Despite which, rebelliousness alone will not be enough. Rebelliousness is enough to release the cry, but maintaining that cry needs a lot of effort. Mahraganat music is evolving, albeit slowly. It is sorting the chaff from the straw, trying to benefit from the poetics of rap and setting them to work in more joyous songs, songs more in harmony with today’s Egyptian ear. We may well witness along with this more original, rather than recycled, music.

Now, music is transmitted directly from a little room in a popular/slummy district into the boundless space of the internet where anyone who wants to can listen to it and make of it what he likes. This is the way things are now, with modern means of communication, in everything, from politics to art. Yearning for the past leads only to a sigh of grief.

Before the January revolution we lived through more than three decades of political stagnation and for more or less the same time we lived in artistic stagnation, wedged between pop songs and shaabi songs which often differed from pop only in their mix and in beginning with some sad song that lent the words a touch of tradition. The only new music was in the margins—“underground,” “popular arts music,” and some rap. Nothing, though, with a mass following.

The generation that had introduced pop, quickly labeled “songs for the young,” was now in the autumn of its years. The “rebel” generation had become “classical.” The songs that had once been described as “dancing and jumping around” were now regarded as “fine singing.” Such is the way of the world.

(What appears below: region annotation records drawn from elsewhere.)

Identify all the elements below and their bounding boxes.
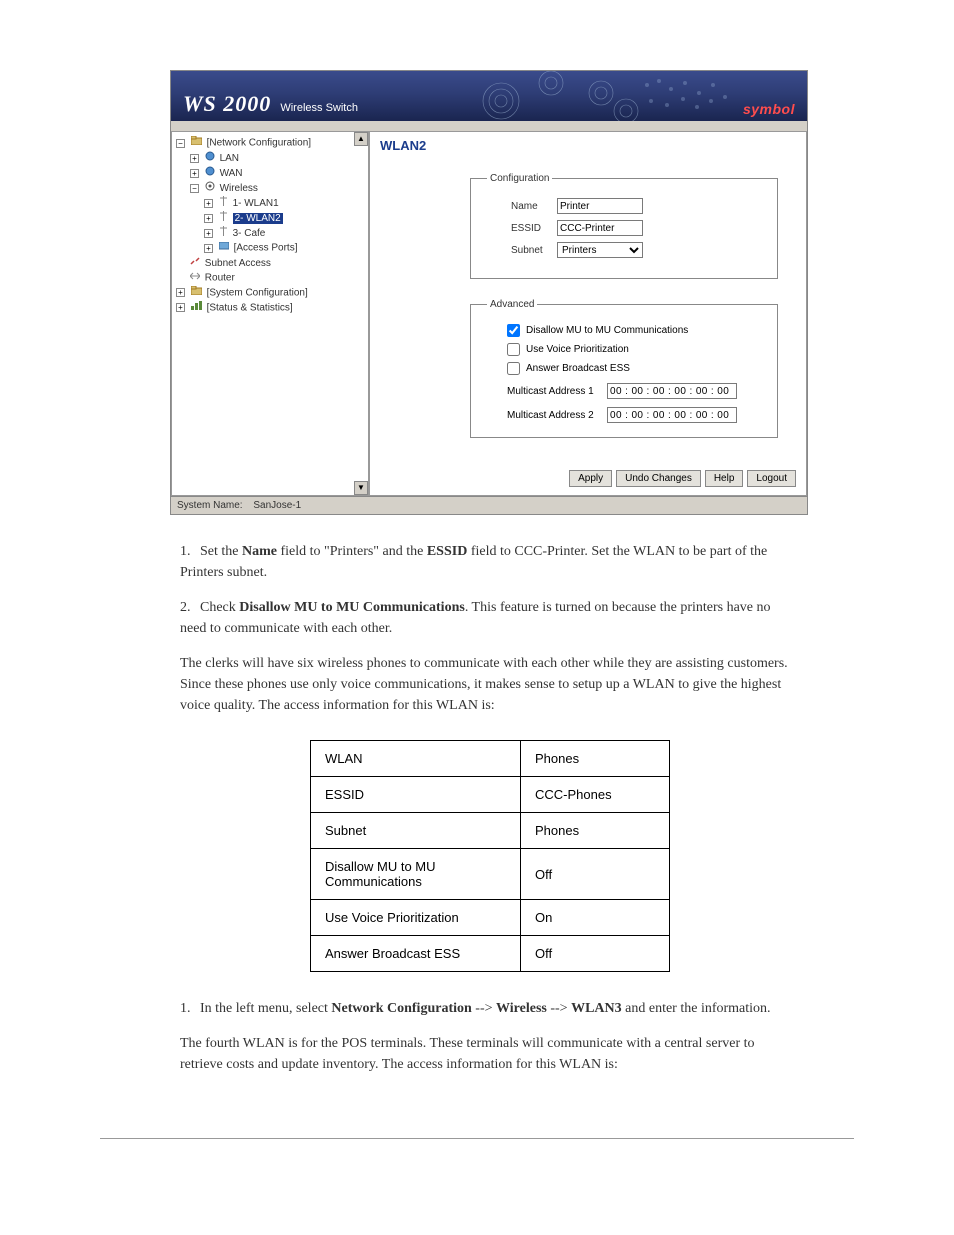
advanced-group: Advanced Disallow MU to MU Communication… [470, 299, 778, 438]
essid-field[interactable] [557, 220, 643, 236]
voice-priority-label: Use Voice Prioritization [526, 344, 629, 355]
table-row: ESSIDCCC-Phones [311, 777, 670, 813]
tree-subnet-access[interactable]: Subnet Access [190, 256, 368, 271]
document-body-2: 1.In the left menu, select Network Confi… [180, 998, 800, 1075]
footer-divider [100, 1138, 854, 1139]
tree-wlan1[interactable]: + 1- WLAN1 [204, 196, 368, 211]
help-button[interactable]: Help [705, 470, 744, 487]
gear-icon [205, 181, 215, 196]
tree-lan[interactable]: + LAN [190, 151, 368, 166]
table-row: SubnetPhones [311, 813, 670, 849]
status-bar: System Name: SanJose-1 [171, 496, 807, 514]
antenna-icon [219, 211, 228, 226]
collapse-icon[interactable]: − [190, 184, 199, 193]
name-field[interactable] [557, 198, 643, 214]
network-icon [205, 166, 215, 181]
multicast1-label: Multicast Address 1 [487, 386, 607, 397]
undo-button[interactable]: Undo Changes [616, 470, 701, 487]
subnet-label: Subnet [487, 245, 557, 256]
decorative-dots [637, 75, 737, 115]
table-row: Use Voice PrioritizationOn [311, 900, 670, 936]
antenna-icon [219, 196, 228, 211]
status-value: SanJose-1 [253, 500, 301, 511]
logout-button[interactable]: Logout [747, 470, 796, 487]
tree-wireless[interactable]: − Wireless + [190, 181, 368, 256]
broadcast-ess-label: Answer Broadcast ESS [526, 363, 630, 374]
expand-icon[interactable]: + [204, 214, 213, 223]
disallow-mu-label: Disallow MU to MU Communications [526, 325, 688, 336]
subnet-select[interactable]: Printers [557, 242, 643, 258]
collapse-icon[interactable]: − [176, 139, 185, 148]
main-content: WLAN2 Configuration Name ESSID [369, 131, 807, 496]
voice-priority-checkbox[interactable] [507, 343, 520, 356]
table-row: Disallow MU to MU CommunicationsOff [311, 849, 670, 900]
expand-icon[interactable]: + [176, 288, 185, 297]
tree-wan[interactable]: + WAN [190, 166, 368, 181]
app-window: WS 2000 Wireless Switch symbol ▲ − [170, 70, 808, 515]
expand-icon[interactable]: + [204, 244, 213, 253]
tree-access-ports[interactable]: + [Access Ports] [204, 241, 368, 256]
table-row: WLANPhones [311, 741, 670, 777]
wlan-settings-table: WLANPhones ESSIDCCC-Phones SubnetPhones … [310, 740, 670, 972]
chart-icon [191, 301, 202, 315]
folder-icon [191, 286, 202, 300]
decorative-waves [481, 71, 661, 121]
tree-status-stats[interactable]: + [Status & Statistics] [176, 301, 368, 316]
header-banner: WS 2000 Wireless Switch symbol [171, 71, 807, 121]
document-body: 1.Set the Name field to "Printers" and t… [180, 541, 800, 716]
product-title: WS 2000 Wireless Switch [183, 91, 358, 117]
configuration-legend: Configuration [487, 173, 552, 184]
multicast1-field[interactable] [607, 383, 737, 399]
tree-system-config[interactable]: + [System Configuration] [176, 286, 368, 301]
broadcast-ess-checkbox[interactable] [507, 362, 520, 375]
tree-router[interactable]: Router [190, 271, 368, 286]
disallow-mu-checkbox[interactable] [507, 324, 520, 337]
tree-network-config[interactable]: − [Network Configuration] + [176, 136, 368, 286]
expand-icon[interactable]: + [204, 229, 213, 238]
network-icon [205, 151, 215, 166]
brand-logo: symbol [743, 101, 795, 117]
table-row: Answer Broadcast ESSOff [311, 936, 670, 972]
tree-cafe[interactable]: + 3- Cafe [204, 226, 368, 241]
essid-label: ESSID [487, 223, 557, 234]
link-icon [190, 256, 200, 271]
antenna-icon [219, 226, 228, 241]
page-title: WLAN2 [380, 138, 798, 153]
nav-tree[interactable]: ▲ − [Network Configuration] + [171, 131, 369, 496]
tree-wlan2[interactable]: + 2- WLAN2 [204, 211, 368, 226]
apply-button[interactable]: Apply [569, 470, 612, 487]
router-icon [190, 271, 200, 285]
advanced-legend: Advanced [487, 299, 537, 310]
expand-icon[interactable]: + [176, 303, 185, 312]
expand-icon[interactable]: + [190, 169, 199, 178]
expand-icon[interactable]: + [204, 199, 213, 208]
device-icon [219, 241, 229, 255]
name-label: Name [487, 201, 557, 212]
multicast2-field[interactable] [607, 407, 737, 423]
configuration-group: Configuration Name ESSID Su [470, 173, 778, 279]
status-label: System Name: [177, 500, 243, 511]
multicast2-label: Multicast Address 2 [487, 410, 607, 421]
scroll-down-button[interactable]: ▼ [354, 481, 368, 495]
folder-icon [191, 136, 202, 150]
expand-icon[interactable]: + [190, 154, 199, 163]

The innate desire of any generation to rebel against the music of the generation before has produced Mahraganat. It is a music sung not by Amr and Tamir and Hani but by Molotof, the Trailer Monster, El General, and El Alamy, and it is not restricted to the themes of flirtation, love, and passionate relationships repeated ad nauseam. The words owe a lot to shaabi music, and you find in them simple “existential” concerns, such as the betrayals of fate, lovers, and friends, and the values of honor and sincerity. At the same time, though, you will find expressions of rebellion, struggle, and challenge. It is a music that gives voice to a young generation in a way that is a large step away from the one that preceded it, which makes it something new, something that deserves a new name; and because the music is marked by that “tumult” that has dominated the “soundtrack” of the Egyptian street for the past decades, it claimed for itself the name of Mahraganat, or “festivals.”

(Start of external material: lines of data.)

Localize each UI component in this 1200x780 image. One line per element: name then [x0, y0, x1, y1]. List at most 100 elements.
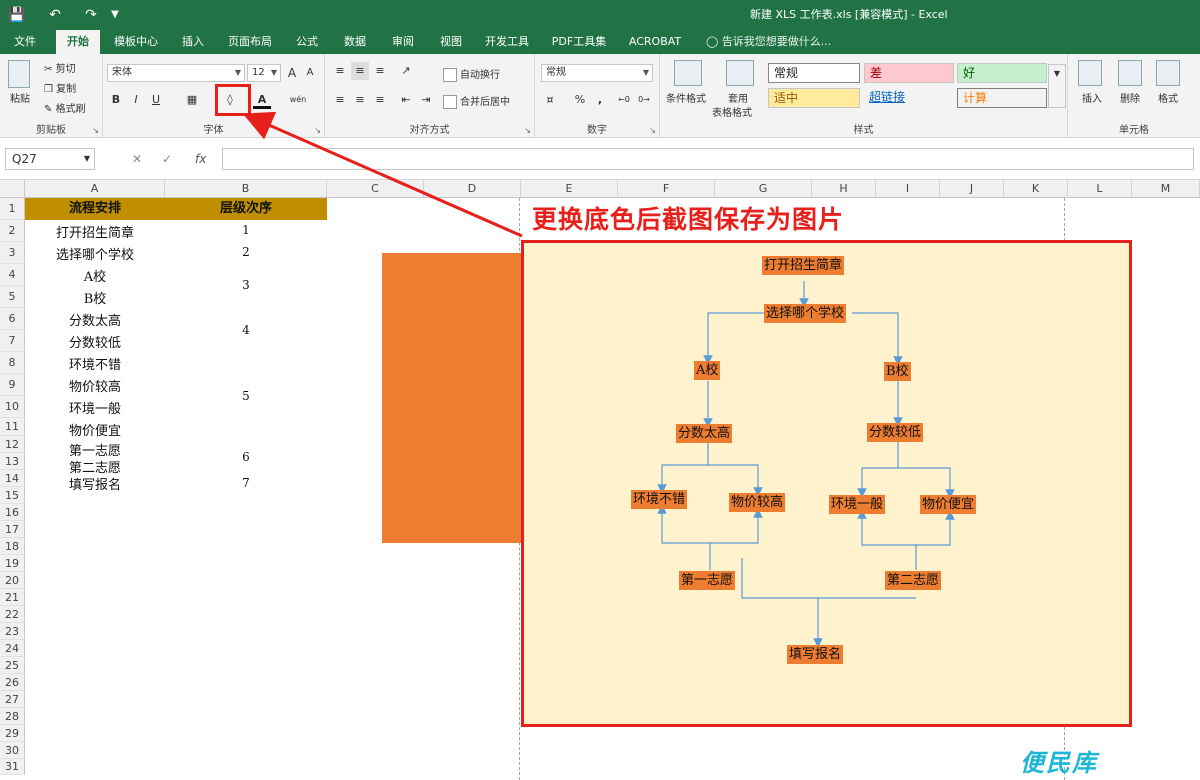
row-header[interactable]: 10 — [0, 396, 25, 418]
cell-a4[interactable]: A校 — [25, 266, 165, 285]
row-header[interactable]: 19 — [0, 555, 25, 572]
phonetic-button[interactable]: wén — [289, 91, 307, 109]
cell-a6[interactable]: 分数太高 — [25, 310, 165, 329]
table-format-button-line2[interactable]: 表格格式 — [712, 104, 752, 119]
format-cells-icon[interactable] — [1156, 60, 1180, 86]
wrap-text-button[interactable]: 自动换行 — [443, 66, 500, 82]
row-header[interactable]: 5 — [0, 286, 25, 308]
cell-a5[interactable]: B校 — [25, 288, 165, 307]
cell-b2[interactable]: 1 — [165, 223, 327, 237]
style-neutral[interactable]: 适中 — [768, 88, 860, 108]
row-header[interactable]: 3 — [0, 242, 25, 264]
row-header[interactable]: 8 — [0, 352, 25, 374]
formula-input[interactable] — [222, 148, 1194, 170]
align-top-icon[interactable]: ≡ — [331, 62, 349, 80]
flowchart-panel[interactable]: 打开招生简章 选择哪个学校 A校 B校 分数太高 分数较低 环境不错 物价较高 … — [521, 240, 1132, 727]
row-header[interactable]: 12 — [0, 436, 25, 453]
styles-more-icon[interactable]: ▼ — [1048, 64, 1066, 108]
flow-node-score-high[interactable]: 分数太高 — [676, 424, 733, 443]
column-header-f[interactable]: F — [618, 180, 715, 198]
launcher-icon[interactable]: ↘ — [92, 126, 99, 135]
row-header[interactable]: 23 — [0, 623, 25, 640]
orientation-icon[interactable]: ↗ — [397, 62, 415, 80]
tab-view[interactable]: 视图 — [430, 30, 472, 54]
style-normal[interactable]: 常规 — [768, 63, 860, 83]
tab-insert[interactable]: 插入 — [172, 30, 214, 54]
bold-button[interactable]: B — [107, 91, 125, 109]
italic-button[interactable]: I — [127, 91, 145, 109]
row-header[interactable]: 18 — [0, 538, 25, 555]
comma-button[interactable]: , — [591, 91, 609, 109]
flow-node-school-a[interactable]: A校 — [694, 361, 721, 380]
increase-decimal-icon[interactable]: ←0 — [615, 91, 633, 109]
flow-node-price-high[interactable]: 物价较高 — [729, 493, 786, 512]
cell-a2[interactable]: 打开招生简章 — [25, 222, 165, 241]
column-header-e[interactable]: E — [521, 180, 618, 198]
cell-a9[interactable]: 物价较高 — [25, 376, 165, 395]
column-header-l[interactable]: L — [1068, 180, 1132, 198]
format-cells-button[interactable]: 格式 — [1158, 90, 1178, 105]
table-format-button[interactable]: 套用 — [728, 90, 748, 105]
row-header[interactable]: 1 — [0, 198, 25, 220]
row-header[interactable]: 25 — [0, 657, 25, 674]
row-header[interactable]: 16 — [0, 504, 25, 521]
row-header[interactable]: 6 — [0, 308, 25, 330]
number-format-select[interactable]: 常规 ▼ — [541, 64, 653, 82]
customize-icon[interactable]: ▼ — [104, 0, 126, 30]
row-header[interactable]: 15 — [0, 487, 25, 504]
name-box[interactable]: Q27 ▼ — [5, 148, 95, 170]
align-center-icon[interactable]: ≡ — [351, 91, 369, 109]
row-header[interactable]: 30 — [0, 742, 25, 759]
underline-button[interactable]: U — [147, 91, 165, 109]
flow-node-school-b[interactable]: B校 — [884, 362, 911, 381]
column-header-b[interactable]: B — [165, 180, 327, 198]
row-header[interactable]: 13 — [0, 453, 25, 470]
tell-me-box[interactable]: ◯ 告诉我您想要做什么... — [706, 30, 831, 54]
flow-node-choose-school[interactable]: 选择哪个学校 — [764, 304, 847, 323]
column-header-g[interactable]: G — [715, 180, 812, 198]
flow-node-fill-form[interactable]: 填写报名 — [787, 645, 844, 664]
column-header-h[interactable]: H — [812, 180, 876, 198]
flow-node-second-choice[interactable]: 第二志愿 — [885, 571, 942, 590]
row-header[interactable]: 28 — [0, 708, 25, 725]
row-header[interactable]: 17 — [0, 521, 25, 538]
tab-acrobat[interactable]: ACROBAT — [622, 30, 688, 54]
cut-button[interactable]: ✂ 剪切 — [44, 60, 76, 75]
align-middle-icon[interactable]: ≡ — [351, 62, 369, 80]
cancel-icon[interactable]: ✕ — [132, 148, 142, 170]
row-header[interactable]: 26 — [0, 674, 25, 691]
row-header[interactable]: 14 — [0, 470, 25, 487]
column-header-k[interactable]: K — [1004, 180, 1068, 198]
column-header-m[interactable]: M — [1132, 180, 1200, 198]
align-left-icon[interactable]: ≡ — [331, 91, 349, 109]
flow-node-price-low[interactable]: 物价便宜 — [920, 495, 977, 514]
undo-icon[interactable]: ↶ — [44, 0, 66, 30]
font-size-select[interactable]: 12 ▼ — [247, 64, 281, 82]
cell-b6[interactable]: 4 — [165, 323, 327, 337]
redo-icon[interactable]: ↷ — [80, 0, 102, 30]
tab-developer[interactable]: 开发工具 — [478, 30, 536, 54]
table-format-icon[interactable] — [726, 60, 754, 86]
conditional-format-button[interactable]: 条件格式 — [666, 90, 706, 105]
tab-template-center[interactable]: 模板中心 — [108, 30, 164, 54]
format-painter-button[interactable]: ✎ 格式刷 — [44, 100, 86, 115]
insert-function-button[interactable]: fx — [195, 148, 206, 170]
orange-shape[interactable] — [382, 253, 522, 543]
row-header[interactable]: 24 — [0, 640, 25, 657]
flow-node-open-brochure[interactable]: 打开招生简章 — [762, 256, 845, 275]
align-bottom-icon[interactable]: ≡ — [371, 62, 389, 80]
row-header[interactable]: 11 — [0, 418, 25, 436]
row-header[interactable]: 20 — [0, 572, 25, 589]
row-header[interactable]: 27 — [0, 691, 25, 708]
cell-a8[interactable]: 环境不错 — [25, 354, 165, 373]
delete-cells-button[interactable]: 删除 — [1120, 90, 1140, 105]
launcher-icon[interactable]: ↘ — [314, 126, 321, 135]
tab-formulas[interactable]: 公式 — [286, 30, 328, 54]
tab-pdf-tools[interactable]: PDF工具集 — [546, 30, 612, 54]
style-calculation[interactable]: 计算 — [957, 88, 1047, 108]
header-cell-b1[interactable]: 层级次序 — [165, 198, 327, 220]
flow-node-env-good[interactable]: 环境不错 — [631, 490, 688, 509]
tab-home[interactable]: 开始 — [56, 30, 100, 54]
header-cell-a1[interactable]: 流程安排 — [25, 198, 165, 220]
align-right-icon[interactable]: ≡ — [371, 91, 389, 109]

With the music came rebellious dancing too: new movements that correspond to young bodies, fit the tumult of the music and draw on knife dances, street fights, and the frantic movements associated with “using.” A “macho” style of dancing but not one that excludes girls. When the vibe (lower-class wedding party, high-class reception rooms) permits, the boy and girl dance as equals, and this may make it the first dance of this type: in the past, the girl would dance “oriental,” while the boy would attempt to come up with a mixture of uncoordinated movements based on shaking the waist and the chest and ending up with waving the arms around, breakdance style. Foreign female dancers, unburdened by the traditions of the “classical” heritage of “oriental dancing,” picked up on the new music and danced with more vigorous and less flowing movements. Egyptian dancers of an older generation—the gate-keepers of “oriental dancing”—attacked the new style, not by criticizing the technique but by saying that these foreign dancers had no right to dance in public in the first place. Some of them spoke of a “ban.”

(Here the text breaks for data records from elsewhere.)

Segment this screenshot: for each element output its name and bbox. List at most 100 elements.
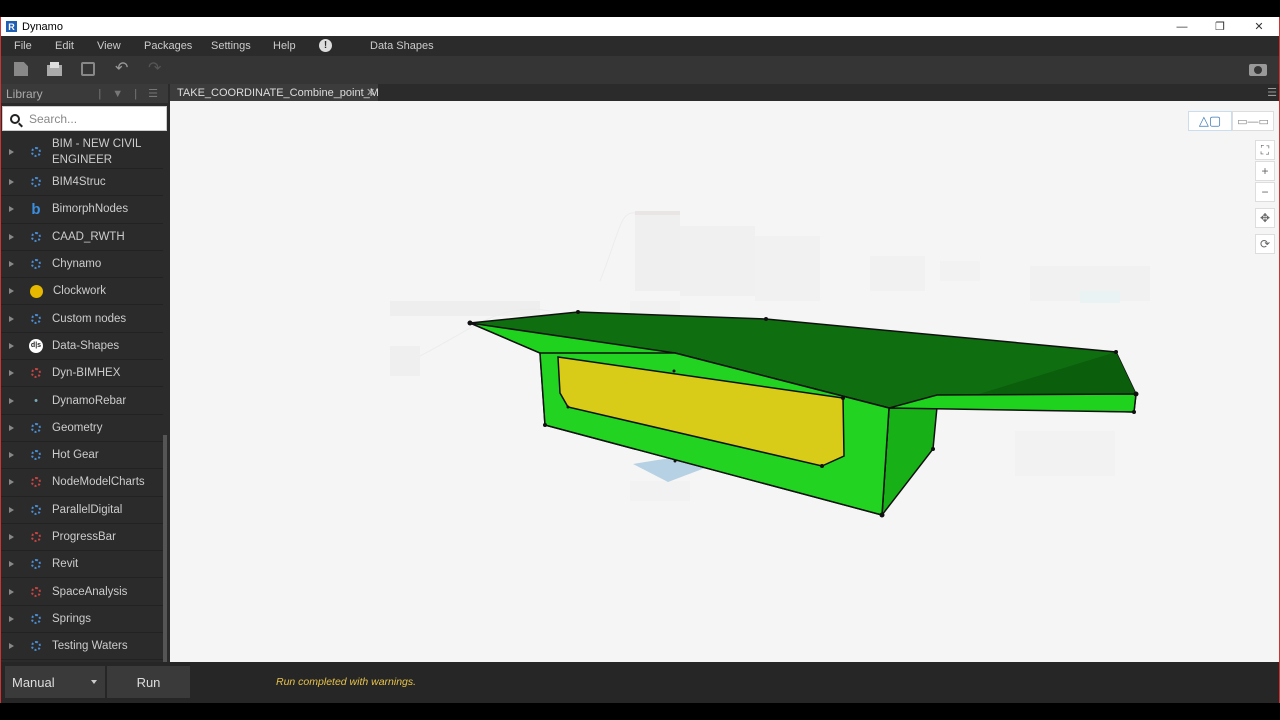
menu-view[interactable]: View xyxy=(97,40,121,52)
expand-arrow-icon[interactable] xyxy=(9,615,14,622)
menu-edit[interactable]: Edit xyxy=(55,40,74,52)
menu-packages[interactable]: Packages xyxy=(144,40,192,52)
library-item[interactable]: Springs xyxy=(1,606,163,634)
expand-arrow-icon[interactable] xyxy=(9,479,14,486)
toolbar: ↶ ↷ xyxy=(1,56,1279,84)
undo-icon[interactable]: ↶ xyxy=(115,58,133,77)
menu-data-shapes[interactable]: Data Shapes xyxy=(370,40,434,52)
library-filter-icon[interactable]: | ▼ | ☰ xyxy=(98,87,162,100)
save-icon[interactable] xyxy=(81,62,95,76)
close-icon[interactable]: ✕ xyxy=(1240,17,1278,36)
library-search[interactable] xyxy=(2,106,167,131)
library-item[interactable]: NodeModelCharts xyxy=(1,469,163,497)
menu-file[interactable]: File xyxy=(14,40,32,52)
library-item[interactable]: Geometry xyxy=(1,415,163,442)
package-icon xyxy=(31,504,41,515)
expand-arrow-icon[interactable] xyxy=(9,233,14,240)
library-item[interactable]: b BimorphNodes xyxy=(1,196,163,224)
library-item[interactable]: SpaceAnalysis xyxy=(1,578,163,606)
expand-arrow-icon[interactable] xyxy=(9,397,14,404)
library-search-input[interactable] xyxy=(29,111,159,126)
expand-arrow-icon[interactable] xyxy=(9,288,14,295)
orbit-icon[interactable]: ⟳ xyxy=(1255,234,1275,254)
execution-bar: Manual Run Run completed with warnings. xyxy=(1,662,1279,703)
expand-arrow-icon[interactable] xyxy=(9,643,14,650)
package-icon xyxy=(31,231,41,242)
expand-arrow-icon[interactable] xyxy=(9,342,14,349)
expand-arrow-icon[interactable] xyxy=(9,452,14,459)
workspace-tab[interactable]: TAKE_COORDINATE_Combine_point_MC xyxy=(170,84,378,101)
library-item[interactable]: Clockwork xyxy=(1,278,163,306)
geometry-view-toggle[interactable]: △▢ xyxy=(1188,111,1232,131)
package-icon xyxy=(31,313,41,324)
expand-arrow-icon[interactable] xyxy=(9,534,14,540)
restore-icon[interactable]: ❐ xyxy=(1201,17,1239,36)
menu-bar: File Edit View Packages Settings Help ! … xyxy=(1,36,1279,56)
library-item-label: Dyn-BIMHEX xyxy=(52,367,121,380)
library-item[interactable]: Testing Waters xyxy=(1,633,163,661)
tab-menu-icon[interactable]: ☰ xyxy=(1267,86,1277,99)
notification-alert-icon[interactable]: ! xyxy=(319,39,332,52)
library-item[interactable]: Hot Gear xyxy=(1,442,163,470)
zoom-out-icon[interactable]: − xyxy=(1255,182,1275,202)
package-icon xyxy=(31,586,41,597)
library-item-label: BIM4Struc xyxy=(52,176,106,189)
expand-arrow-icon[interactable] xyxy=(9,179,14,186)
expand-arrow-icon[interactable] xyxy=(9,506,14,513)
library-item[interactable]: CAAD_RWTH xyxy=(1,224,163,251)
library-item-label: NodeModelCharts xyxy=(52,476,145,489)
run-mode-dropdown[interactable]: Manual xyxy=(5,666,105,698)
graph-view-icon: ▭—▭ xyxy=(1237,115,1269,128)
workspace-tab-strip: TAKE_COORDINATE_Combine_point_MC ✕ ☰ xyxy=(170,84,1279,101)
new-file-icon[interactable] xyxy=(14,62,28,76)
zoom-in-icon[interactable]: + xyxy=(1255,161,1275,181)
library-item[interactable]: ParallelDigital xyxy=(1,497,163,524)
expand-arrow-icon[interactable] xyxy=(9,261,14,268)
package-icon xyxy=(31,613,41,624)
library-item[interactable]: Revit xyxy=(1,551,163,579)
graph-view-toggle[interactable]: ▭—▭ xyxy=(1232,111,1274,131)
expand-arrow-icon[interactable] xyxy=(9,561,14,568)
dynamo-window: R Dynamo — ❐ ✕ File Edit View Packages S… xyxy=(0,17,1280,720)
library-package-list: BIM - NEW CIVIL ENGINEER BIM4Struc b Bimorp… xyxy=(1,135,163,664)
bimorph-icon: b xyxy=(31,200,41,218)
library-item[interactable]: Dyn-BIMHEX xyxy=(1,360,163,388)
package-icon xyxy=(31,477,41,488)
library-item-label: CAAD_RWTH xyxy=(52,230,125,243)
camera-icon[interactable] xyxy=(1249,64,1267,76)
expand-arrow-icon[interactable] xyxy=(9,424,14,431)
menu-settings[interactable]: Settings xyxy=(211,40,251,52)
library-item[interactable]: BIM - NEW CIVIL ENGINEER xyxy=(1,135,163,169)
library-item[interactable]: d|s Data-Shapes xyxy=(1,333,163,361)
library-item[interactable]: BIM4Struc xyxy=(1,169,163,197)
library-item[interactable]: Custom nodes xyxy=(1,305,163,333)
canvas-navigation: ⛶ + − ✥ ⟳ xyxy=(1255,140,1275,255)
rebar-icon: • xyxy=(34,394,38,407)
library-item[interactable]: • DynamoRebar xyxy=(1,387,163,415)
library-item-label: Chynamo xyxy=(52,258,102,271)
expand-arrow-icon[interactable] xyxy=(9,148,14,155)
expand-arrow-icon[interactable] xyxy=(9,588,14,595)
search-icon xyxy=(10,113,20,124)
minimize-icon[interactable]: — xyxy=(1163,17,1201,36)
screen-bottom-border xyxy=(0,703,1280,720)
package-icon xyxy=(31,368,41,379)
expand-arrow-icon[interactable] xyxy=(9,206,14,213)
zoom-to-fit-icon[interactable]: ⛶ xyxy=(1255,140,1275,160)
library-item-label: BimorphNodes xyxy=(52,203,129,216)
library-item-label: Clockwork xyxy=(53,285,107,298)
background-3d-preview-canvas[interactable]: △▢ ▭—▭ ⛶ + − ✥ ⟳ xyxy=(170,101,1279,662)
menu-help[interactable]: Help xyxy=(273,40,296,52)
library-item[interactable]: ProgressBar xyxy=(1,524,163,552)
expand-arrow-icon[interactable] xyxy=(9,370,14,377)
redo-icon[interactable]: ↷ xyxy=(148,58,166,77)
library-item[interactable]: Chynamo xyxy=(1,251,163,279)
library-item-label: BIM - NEW CIVIL ENGINEER xyxy=(52,137,142,166)
web-face xyxy=(881,406,938,518)
tab-close-icon[interactable]: ✕ xyxy=(366,86,375,99)
pan-icon[interactable]: ✥ xyxy=(1255,208,1275,228)
open-file-icon[interactable] xyxy=(47,62,62,76)
library-item-label: Testing Waters xyxy=(52,640,128,653)
run-button[interactable]: Run xyxy=(107,666,190,698)
expand-arrow-icon[interactable] xyxy=(9,315,14,322)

There’s more chaff than straw, but that’s how it is with all the arts.

Mahraganat music will never be halted by a decree from above.

Mahraganat dancing will never be halted by a decree from above.

Despite which, rebelliousness alone will not be enough. Rebelliousness is enough to release the cry, but maintaining that cry needs a lot of effort. Mahraganat music is evolving, albeit slowly. It is sorting the chaff from the straw, trying to benefit from the poetics of rap and setting them to work in more joyous songs, songs more in harmony with today’s Egyptian ear. We may well witness along with this more original, rather than recycled, music.

“My generation knows what’s what,” says Wegz.

Maybe it just needs a little time, to be absorbed and accepted, not fought and rejected.